Key ingredients for life found on asteroid Ryugu
(ORDO NEWS) — Scientists first discovered amino acids (key ingredients for life) in the asteroid Ryugu. They identified 20 amino acids in samples brought back from the asteroid Ryugu by the Hyabusa2 mission.
The finds support scientific claims that the asteroid contains traces of carbon and organic matter. The Japanese space agency Jaxa had high hopes for finding clues to how materials are distributed in the solar system and related to life on Earth.
Amino acids are molecules that combine to form proteins and are the building blocks of life. These molecules are essential to living things as they help break down food, grow, repair body tissues, and perform several other bodily functions. They can also be used by the body as an energy source.
These amino acids have previously been found in asteroids that have fallen to Earth. However, they were barely discovered as they got lost while passing through the Earth’s atmosphere.
The discovery of 20 of these key ingredients confirms the presence of organic material in these remnants from the creation of the solar system.
“The Ryugu material is the most primitive material in the solar system that we have ever studied.
Ryugu is a chondrite asteroid rich in carbon with a chemical composition.

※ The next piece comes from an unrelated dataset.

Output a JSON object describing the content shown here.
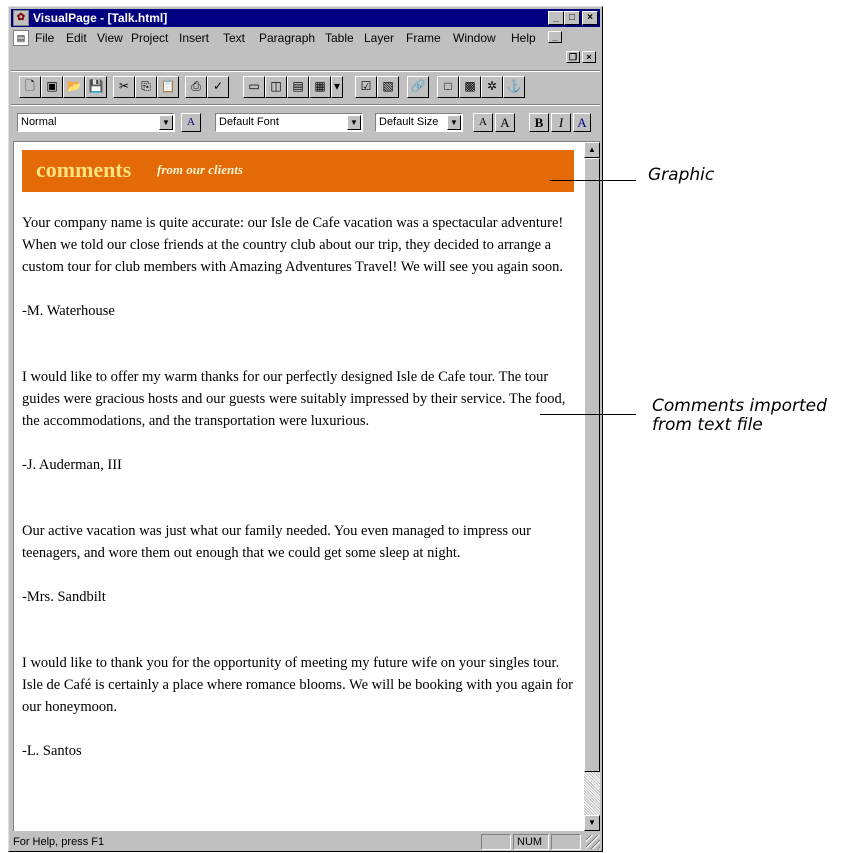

Asteroids of this type, rich in water and organic material, are a possible source of seeds of life delivered to the Earth that was nascent billions of years ago,” Hisayoshi Yurimoto, professor of geosciences at Hokkaido University.
The asteroids that orbit the sun are among the oldest objects in the solar system and can therefore help explain how the earth formed and evolved. The Hayabusa2 mission was launched with the sole purpose of finding answers to the origin of the planets in the solar system.
Hayabusa2 was launched in 2014, landed twice on Ryugu despite its extremely rocky surface, and has been successfully collecting data and samples for 1.5 years.
On its first landing in February 2019, it collected surface dust samples, and in July, it collected underground samples from an asteroid after landing in a crater it had previously blasted.
The spacecraft then began its journey home by dropping a soil capsule from an asteroid over Australia in December 2020.
After dropping the capsule, the craft returned to space and is now headed for another distant small asteroid called 1998KY26. This journey will take 10 years.